You are right...
...but at the same time, if what is considered the highest authority around (with regards to Christianity) is interpreting the bible to allow for soldiers of God, and a place in heaven for those who kill Muslims and burn witches and blasphemers and heretics and the like, it suggests that the book they use as scripture can really be interpreted however they want it to be, and they can pick and choose parts to focus on, from old to new testament. It's much the same with Islam.

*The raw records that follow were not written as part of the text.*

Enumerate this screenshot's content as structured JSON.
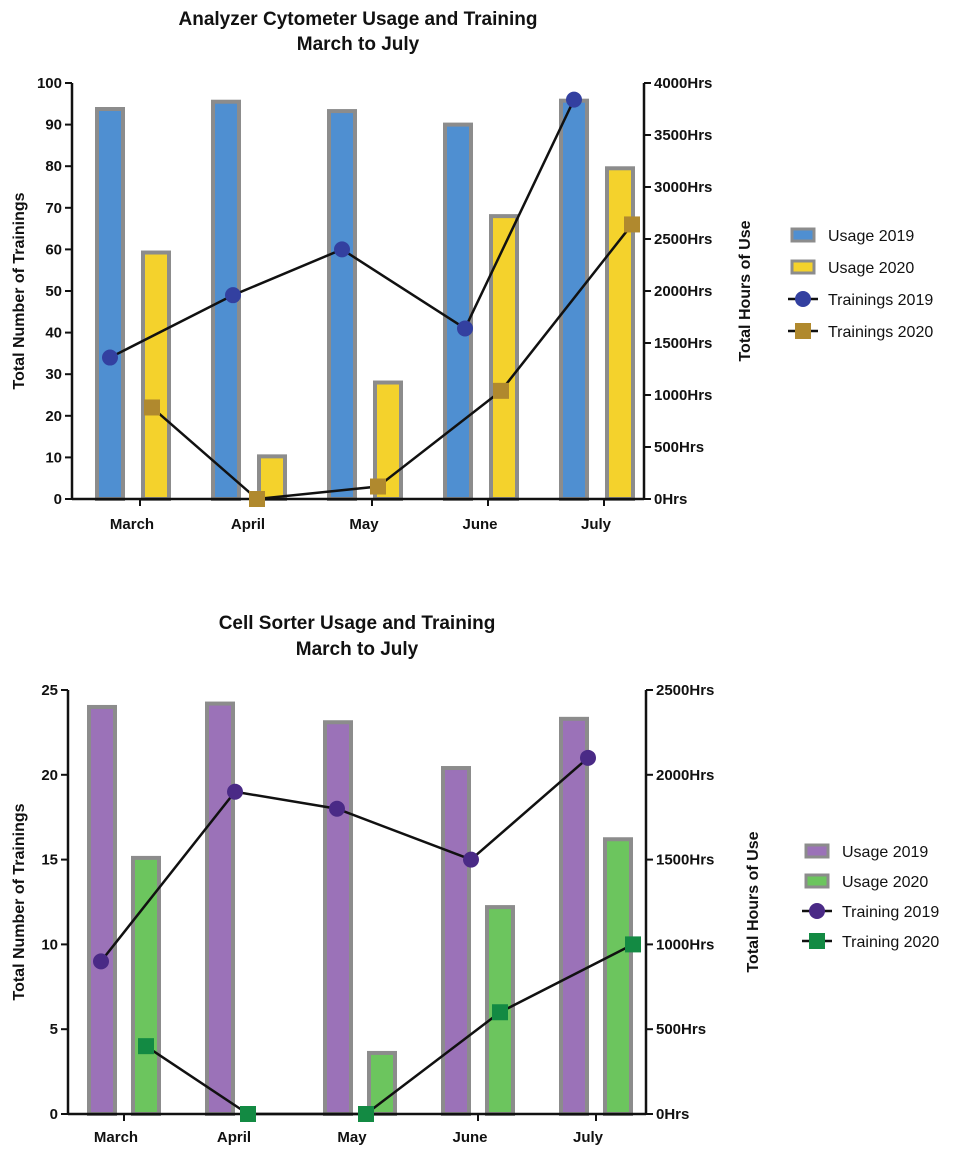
{
  "chart_data": [
    {
      "type": "bar",
      "title": "Analyzer Cytometer Usage and Training",
      "subtitle": "March to July",
      "categories": [
        "March",
        "April",
        "May",
        "June",
        "July"
      ],
      "ylabel_left": "Total Number of Trainings",
      "ylabel_right": "Total Hours of Use",
      "ylim_left": [
        0,
        100
      ],
      "ylim_right": [
        0,
        4000
      ],
      "yticks_left": [
        "0",
        "10",
        "20",
        "30",
        "40",
        "50",
        "60",
        "70",
        "80",
        "90",
        "100"
      ],
      "yticks_right": [
        "0Hrs",
        "500Hrs",
        "1000Hrs",
        "1500Hrs",
        "2000Hrs",
        "2500Hrs",
        "3000Hrs",
        "3500Hrs",
        "4000Hrs"
      ],
      "legend_position": "right",
      "series": [
        {
          "name": "Usage 2019",
          "kind": "bar",
          "axis": "right",
          "color": "#4f8fd1",
          "values": [
            3750,
            3820,
            3730,
            3600,
            3830
          ]
        },
        {
          "name": "Usage 2020",
          "kind": "bar",
          "axis": "right",
          "color": "#f4d22c",
          "values": [
            2370,
            410,
            1120,
            2720,
            3180
          ]
        },
        {
          "name": "Trainings 2019",
          "kind": "line",
          "marker": "circle",
          "axis": "left",
          "color": "#3340a0",
          "values": [
            34,
            49,
            60,
            41,
            96
          ]
        },
        {
          "name": "Trainings 2020",
          "kind": "line",
          "marker": "square",
          "axis": "left",
          "color": "#b0892e",
          "values": [
            22,
            0,
            3,
            26,
            66
          ]
        }
      ]
    },
    {
      "type": "bar",
      "title": "Cell Sorter Usage and Training",
      "subtitle": "March to July",
      "categories": [
        "March",
        "April",
        "May",
        "June",
        "July"
      ],
      "ylabel_left": "Total Number of Trainings",
      "ylabel_right": "Total Hours of Use",
      "ylim_left": [
        0,
        25
      ],
      "ylim_right": [
        0,
        2500
      ],
      "yticks_left": [
        "0",
        "5",
        "10",
        "15",
        "20",
        "25"
      ],
      "yticks_right": [
        "0Hrs",
        "500Hrs",
        "1000Hrs",
        "1500Hrs",
        "2000Hrs",
        "2500Hrs"
      ],
      "legend_position": "right",
      "series": [
        {
          "name": "Usage 2019",
          "kind": "bar",
          "axis": "right",
          "color": "#9b72b8",
          "values": [
            2400,
            2420,
            2310,
            2040,
            2330
          ]
        },
        {
          "name": "Usage 2020",
          "kind": "bar",
          "axis": "right",
          "color": "#6cc55e",
          "values": [
            1510,
            0,
            360,
            1220,
            1620
          ]
        },
        {
          "name": "Training 2019",
          "kind": "line",
          "marker": "circle",
          "axis": "left",
          "color": "#4a2a86",
          "values": [
            9,
            19,
            18,
            15,
            21
          ]
        },
        {
          "name": "Training 2020",
          "kind": "line",
          "marker": "square",
          "axis": "left",
          "color": "#138a43",
          "values": [
            4,
            0,
            0,
            6,
            10
          ]
        }
      ]
    }
  ]
}
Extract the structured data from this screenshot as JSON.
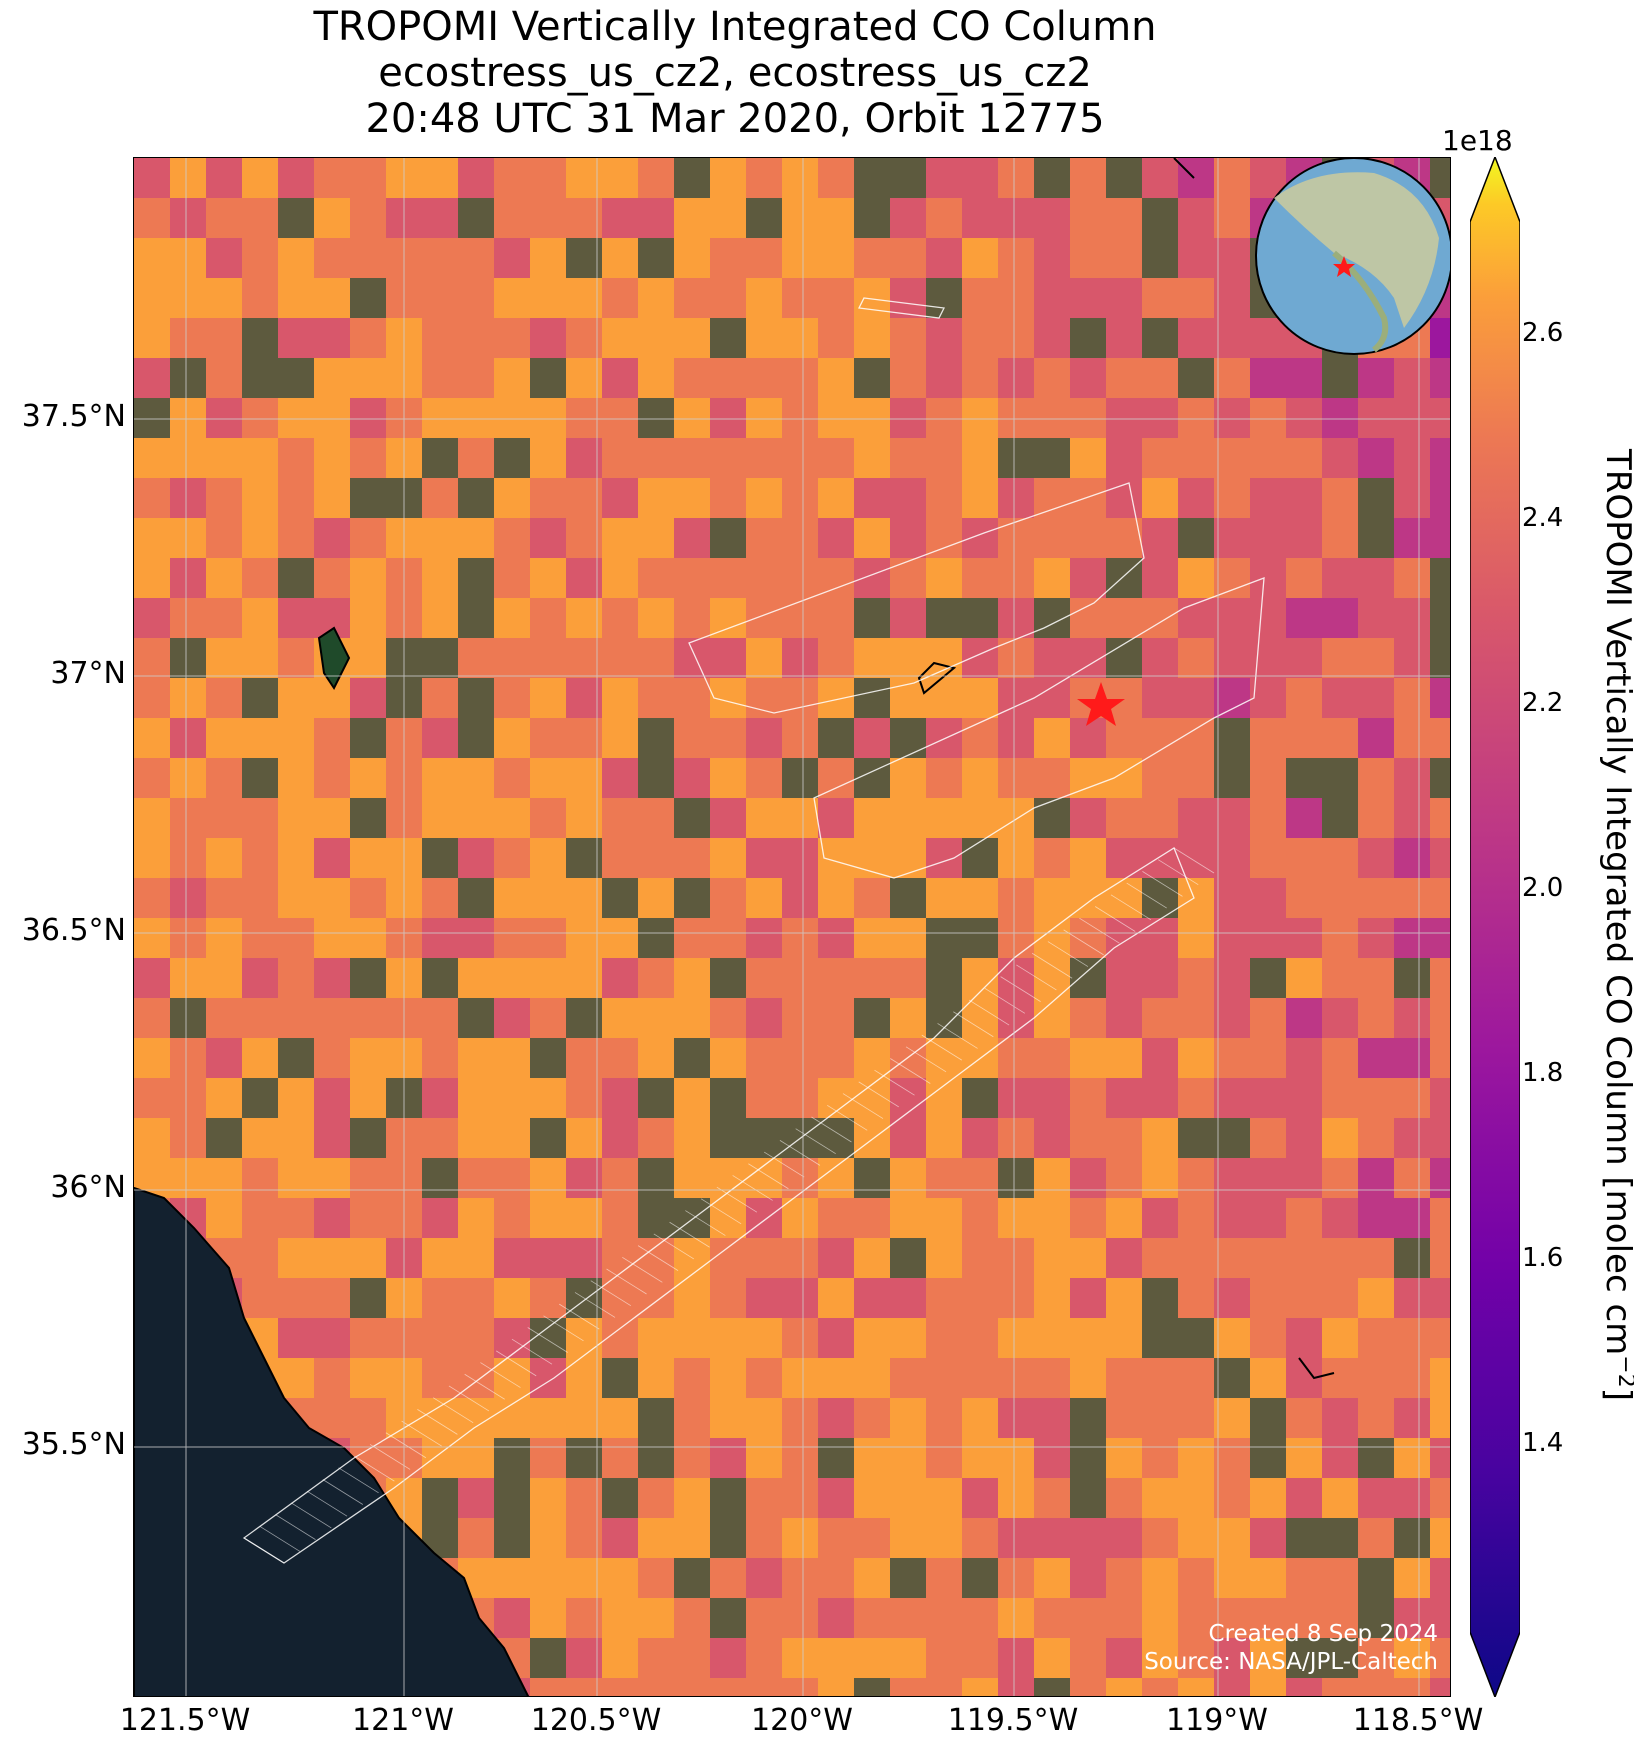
{
  "title": {
    "line1": "TROPOMI Vertically Integrated CO Column",
    "line2": "ecostress_us_cz2, ecostress_us_cz2",
    "line3": "20:48 UTC 31 Mar 2020, Orbit 12775"
  },
  "axes": {
    "lat_ticks": [
      "37.5°N",
      "37°N",
      "36.5°N",
      "36°N",
      "35.5°N"
    ],
    "lon_ticks": [
      "121.5°W",
      "121°W",
      "120.5°W",
      "120°W",
      "119.5°W",
      "119°W",
      "118.5°W"
    ]
  },
  "credit": {
    "created": "Created 8 Sep 2024",
    "source": "Source: NASA/JPL-Caltech"
  },
  "colorbar": {
    "exponent": "1e18",
    "label": "TROPOMI Vertically Integrated CO Column [molec cm",
    "label_sup": "−2",
    "label_end": "]",
    "ticks": [
      "2.6",
      "2.4",
      "2.2",
      "2.0",
      "1.8",
      "1.6",
      "1.4"
    ],
    "colormap": "plasma"
  },
  "chart_data": {
    "type": "heatmap",
    "extent": {
      "lon_min": -121.5,
      "lon_max": -118.5,
      "lat_min": 35.0,
      "lat_max": 38.0
    },
    "colorbar_range": [
      1.2,
      2.75
    ],
    "units": "molec cm^-2 (x1e18)",
    "site_marker": {
      "lon": -119.27,
      "lat": 37.03,
      "symbol": "red-star"
    },
    "ecostress_swaths": 3,
    "inset_globe": "North America with red star marker"
  }
}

Christianity gained prominence in the world, not by separating radically from Judaism, as Christ's original teachings would have had it do. Christ wanted to take the power away from the Temple Priests and give it back to the people, much the same as Siddhartha wanted to take the power away from the Brahmin sect and give it back to the people in Buddhism's origins. Both religions gained prominence and many followers by compromising with the religions they were born out of. Christianity, through scripture and the later teachings of people like Paul, merged Christ's teachings with that of Judaism, to make it a more accessible and universal religion, not a religion of selfless ascetics, and it was much the same with how Buddhism developed. A religion of selfless ascetics, where each person has power of self-determination, and the choice of the path they take in following that religion, is a religion that will never grow, will barely survive, is monastic only. It's not a religion that the average person will take up. People don't want to be free to choose, they want to be told what to choose, told how to behave, told how to act. It's easier this way, it's easier to have a fixed path ahead of you. Hence the reason Christianity basically became Judaism 2.0
And this leaves it very open to interpretation for the Church authorities to push almost any agenda they desire.